State Supreme Court declines to hear income tax case, sends it to Court of Appeals

Today the Washington State Supreme Court denied a request by the City of Seattle to hear its appeal of a legal challenge to the city’s income tax ordinance, instead redirecting it to the Court of Appeals for further proceedings.

As is typical, the order did not provide a rationale for rejecting the direct appeal, which would have skipped the Court of Appeals and let the Supreme Court review the King County Superior Court ruling directly.

The City lost the case at the trial court level: the judge ruled that Seattle’s ordinance violated the state law banning taxes on “net income.” The city had tried to circumvent that law by taxing “total income” as defined on the federal form 1040, but the plaintiffs challenging the ordinance successfully argued that “total income” included some forms of net income such as business income and investment income.

The income tax ordinance faces a second legal hurdle: a 1931 state Supreme Court precedent that declares income to be property and thus subject to the state Constitution’s requirement that all property be taxed uniformly. The city’s ordinance exempts the first $250,000 of income.

Speculation abounded that the Supreme Court is interested in revisiting, and potentially reversing, that 1931 precedent. But a principle of jurisprudence stands in the way: if a case raises both statutory and constitutional issues, courts are expected to decide the statutory issues first, and only reach the constitutional issues if necessary. In this case, the trial court decided the case on statutory grounds, finding that total income is indeed net income and thus the ordinance is prohibited under state law. It never ruled on the constitutional issue.

Given that, in order for the Supreme Court to reach the constitutional issue, it would need to reverse the trial court on the statutory issue, and then decide it wants to jump ahead and resolve the entire case by addressing a constitutional issue that the lower court didn’t take up (and therefore, one could argue, is not properly before the court).

Reading the tea leaves, what the Supreme Court’s decision today means is that the justices are likely thinking one of the following things:

  1. The trial court seems to have ruled correctly on the statutory issue; or
  2. The trial court may have ruled incorrectly on the statutory issue, but we’re not interested in that issue so let the Appeals Court deal with it and maybe it will get bounced back up to us again later.

If the Appeals Court does reverse the trial court on the statutory issue, then the case likely goes back down to the trial court, this time to rule on the constitutional issue (and start the entire appeals process over again). But both the trial court and the Appeals Court would rule very quickly, because they have no choice but to find it unconstitutional.

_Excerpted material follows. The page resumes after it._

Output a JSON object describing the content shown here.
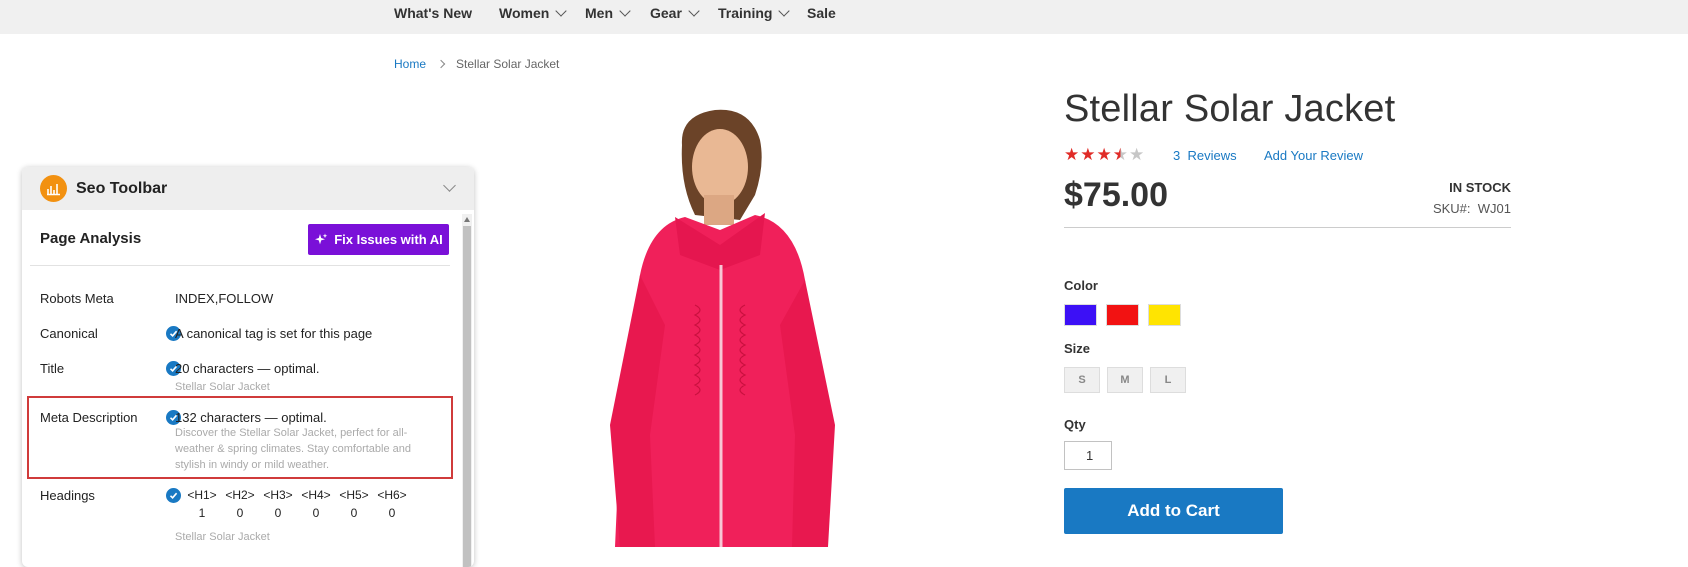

Under the legal principle of stare decisis, court are bound to follow prior precedents. The principle is actually applied in two separate ways: “vertical” stare decisis means that lower court must abide by the precedents set in courts up the chain from them, and “horizontal” stare decisis means that a court may only depart from its own prior precedent if the earlier ruling was clearly in error or if the body of legal opinion has evolved since then so as to render the original ruling inappropriate. In this case, the 1931 case was at the Supreme Court level, so by vertical stare decisis the trial and appeals court have no choice: they must follow it. Only two courts can reverse a state Supreme Court precedent: itself, and the one higher court in the land — the U.S. Supreme Court. That’s why the city rushed to get the case in front of the State Supreme Court: it knows that the only favorable outcome it can hope for requires that court to reverse its own precedent. Until that happens, all this is just the warm-up act.

The big take-away: this case isn’t going to be resolved anytime soon.  The fastest path to a definitive answer is for the Appeals Court to affirm the trial court’s ruling this summer (which it might, since all the briefs were already written and submitted to the Supreme Court and will likely just get re-filed with the Appeals Court), and then for the Supreme Court to quickly reject the inevitable appeal. That would still take most or all of 2019. Any other path will stretch it out into 2020 or beyond.